Joel shrugged. “I haven’t played since college, and I was never very good at it.”

“That won’t be a problem. I love the game, but the feeling isn’t mutual. I lose half a box of balls every time I play. Are you free Saturday for a game of nine holes?”

Joel wasn’t sure where this was going, but something told him he should accept. “Sure, I’m free.”

“Good. Meet me at the Fair Oaks course at 1000 hours. We’ll play nine holes, then discuss your future over lunch.”

“OK. See you there, Bob.”

Mr. Summerson stood, opened the door, and paused. “I’ve told the accounting office to create a budget for you to manage, including enough to cover the cost of the MySQL Enterprise subscription and funding for two full-time assistants.”

“Thanks,” Joel said, stunned. He wasn’t prepared for outright acceptance of his proposal, much less more responsibility.

As Mr. Summerson disappeared down the hall, Joel’s friend Amy came in and stood next to him. “Are you OK?” she asked with concern.

“Yeah, why?”

“I’ve never seen him close the door to talk to someone. If you don’t mind me asking, what was that all about?”

With a wave of his hand over the documentation on his desk, Joel said, “He asked me to play golf and then said I had my own budget and could buy the MySQL Enterprise subscription.”

Amy smiled and touched his arm. “That’s good, Joel—really good.”

Joel was confused. He didn’t think the responsibility of managing money or the approval for a purchase order was worthy of such a reaction. “What?”

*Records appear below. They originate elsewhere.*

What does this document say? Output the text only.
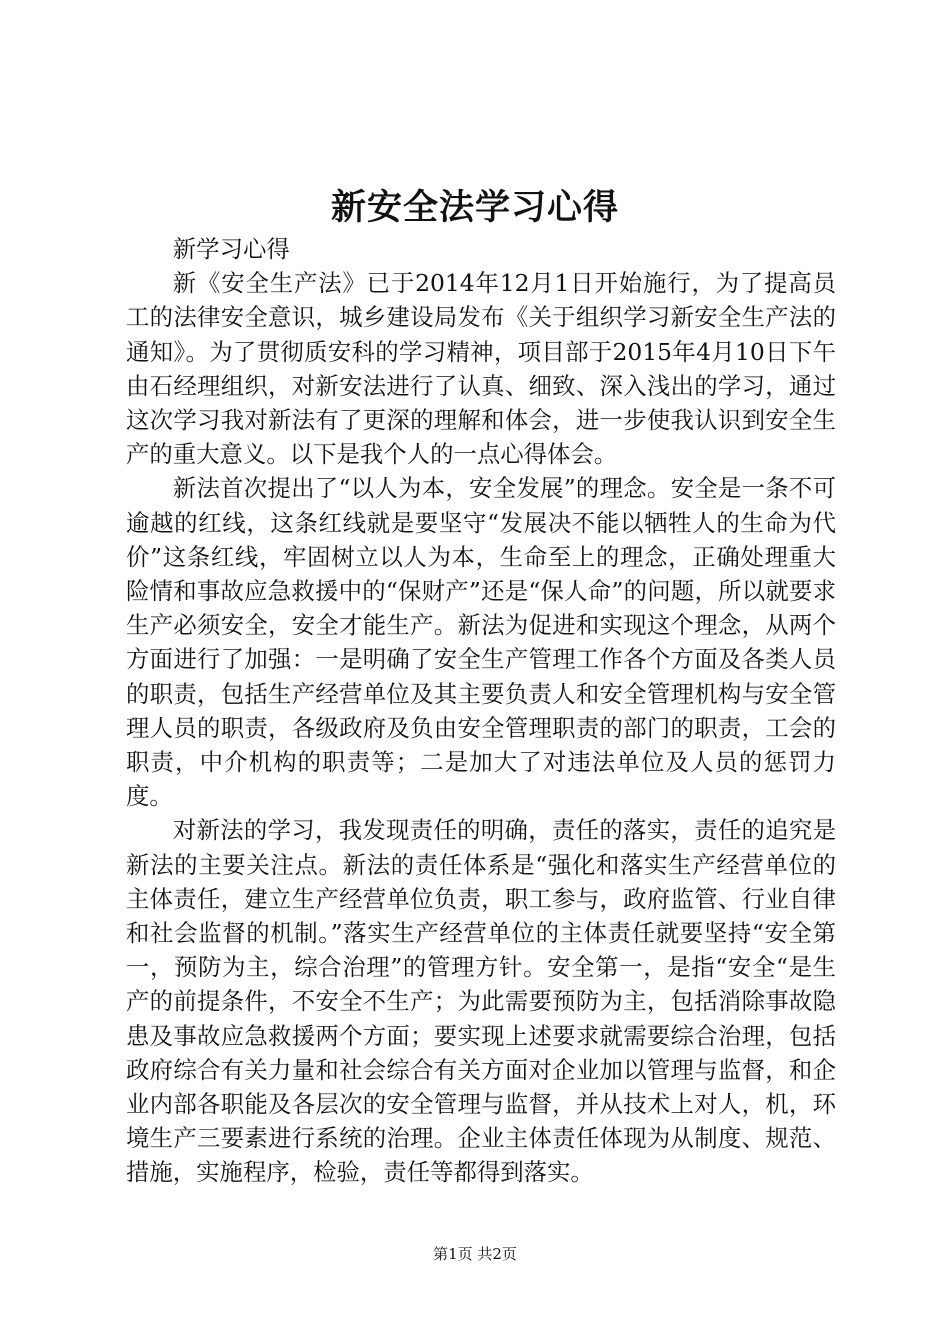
新安全法学习心得

新学习心得

新《安全生产法》已于2014年12月1日开始施行，为了提高员工的法律安全意识，城乡建设局发布《关于组织学习新安全生产法的通知》。为了贯彻质安科的学习精神，项目部于2015年4月10日下午由石经理组织，对新安法进行了认真、细致、深入浅出的学习，通过这次学习我对新法有了更深的理解和体会，进一步使我认识到安全生产的重大意义。以下是我个人的一点心得体会。

新法首次提出了“以人为本，安全发展”的理念。安全是一条不可逾越的红线，这条红线就是要坚守“发展决不能以牺牲人的生命为代价”这条红线，牢固树立以人为本，生命至上的理念，正确处理重大险情和事故应急救援中的“保财产”还是“保人命”的问题，所以就要求生产必须安全，安全才能生产。新法为促进和实现这个理念，从两个方面进行了加强：一是明确了安全生产管理工作各个方面及各类人员的职责，包括生产经营单位及其主要负责人和安全管理机构与安全管理人员的职责，各级政府及负由安全管理职责的部门的职责，工会的职责，中介机构的职责等；二是加大了对违法单位及人员的惩罚力度。

对新法的学习，我发现责任的明确，责任的落实，责任的追究是新法的主要关注点。新法的责任体系是“强化和落实生产经营单位的主体责任，建立生产经营单位负责，职工参与，政府监管、行业自律和社会监督的机制。”落实生产经营单位的主体责任就要坚持“安全第一，预防为主，综合治理”的管理方针。安全第一，是指“安全“是生产的前提条件，不安全不生产；为此需要预防为主，包括消除事故隐患及事故应急救援两个方面；要实现上述要求就需要综合治理，包括政府综合有关力量和社会综合有关方面对企业加以管理与监督，和企业内部各职能及各层次的安全管理与监督，并从技术上对人，机，环境生产三要素进行系统的治理。企业主体责任体现为从制度、规范、措施，实施程序，检验，责任等都得到落实。

第1页 共2页
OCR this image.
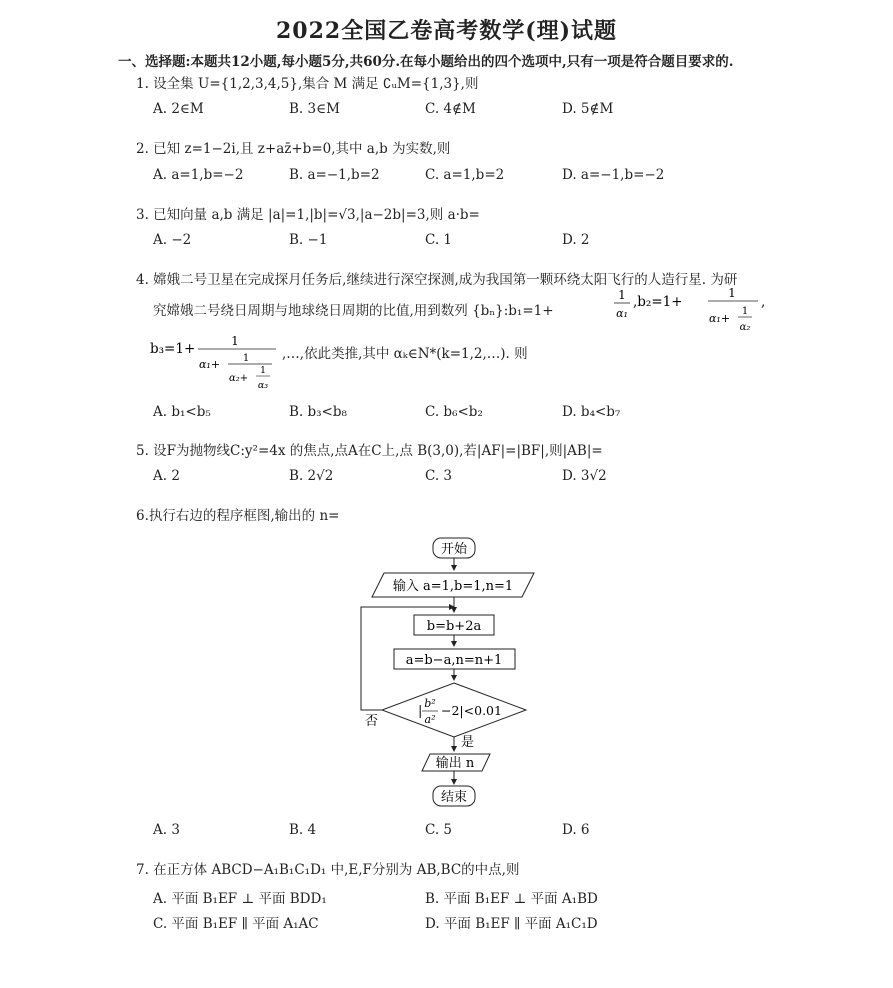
2022全国乙卷高考数学(理)试题
一、选择题:本题共12小题,每小题5分,共60分.在每小题给出的四个选项中,只有一项是符合题目要求的.
1. 设全集 U={1,2,3,4,5},集合 M 满足 ∁ᵤM={1,3},则
A. 2∈M	B. 3∈M	C. 4∉M	D. 5∉M
2. 已知 z=1−2i,且 z+az̄+b=0,其中 a,b 为实数,则
A. a=1,b=−2	B. a=−1,b=2	C. a=1,b=2	D. a=−1,b=−2
3. 已知向量 a,b 满足 |a|=1,|b|=√3,|a−2b|=3,则 a·b=
A. −2	B. −1	C. 1	D. 2
4. 嫦娥二号卫星在完成探月任务后,继续进行深空探测,成为我国第一颗环绕太阳飞行的人造行星. 为研
究嫦娥二号绕日周期与地球绕日周期的比值,用到数列 {bₙ}:b₁=1+
1
α₁
,b₂=1+
1
α₁+
1
α₂
,
b₃=1+	1
α₁+ 1
α₂+
1
α₃
,…,依此类推,其中 αₖ∈N*(k=1,2,…). 则
A. b₁<b₅	B. b₃<b₈	C. b₆<b₂	D. b₄<b₇
5. 设F为抛物线C:y²=4x 的焦点,点A在C上,点 B(3,0),若|AF|=|BF|,则|AB|=
A. 2	B. 2√2	C. 3	D. 3√2
6.执行右边的程序框图,输出的 n=
开始
输入 a=1,b=1,n=1
b=b+2a
a=b−a,n=n+1
|
b²
a²
−2|<0.01
否
是
输出 n
结束
A. 3	B. 4	C. 5	D. 6
7. 在正方体 ABCD−A₁B₁C₁D₁ 中,E,F分别为 AB,BC的中点,则
A. 平面 B₁EF ⊥ 平面 BDD₁	B. 平面 B₁EF ⊥ 平面 A₁BD
C. 平面 B₁EF ∥ 平面 A₁AC	D. 平面 B₁EF ∥ 平面 A₁C₁D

“The last person who played golf with Mr. Summerson got a promotion and a raise. Mr. Summerson may be tough on the outside, but he rewards loyalty and determination.”

“Really?” Joel stared at the papers on his desk. He told himself not to get his hopes up.

“Are you free for lunch?” Amy asked with a light squeeze of his arm.

Joel looked at her hand on his arm and smiled. “Sure. Let’s go somewhere nice.” But in accepting her offer, Joel knew he would be up late working on a plan for their next date.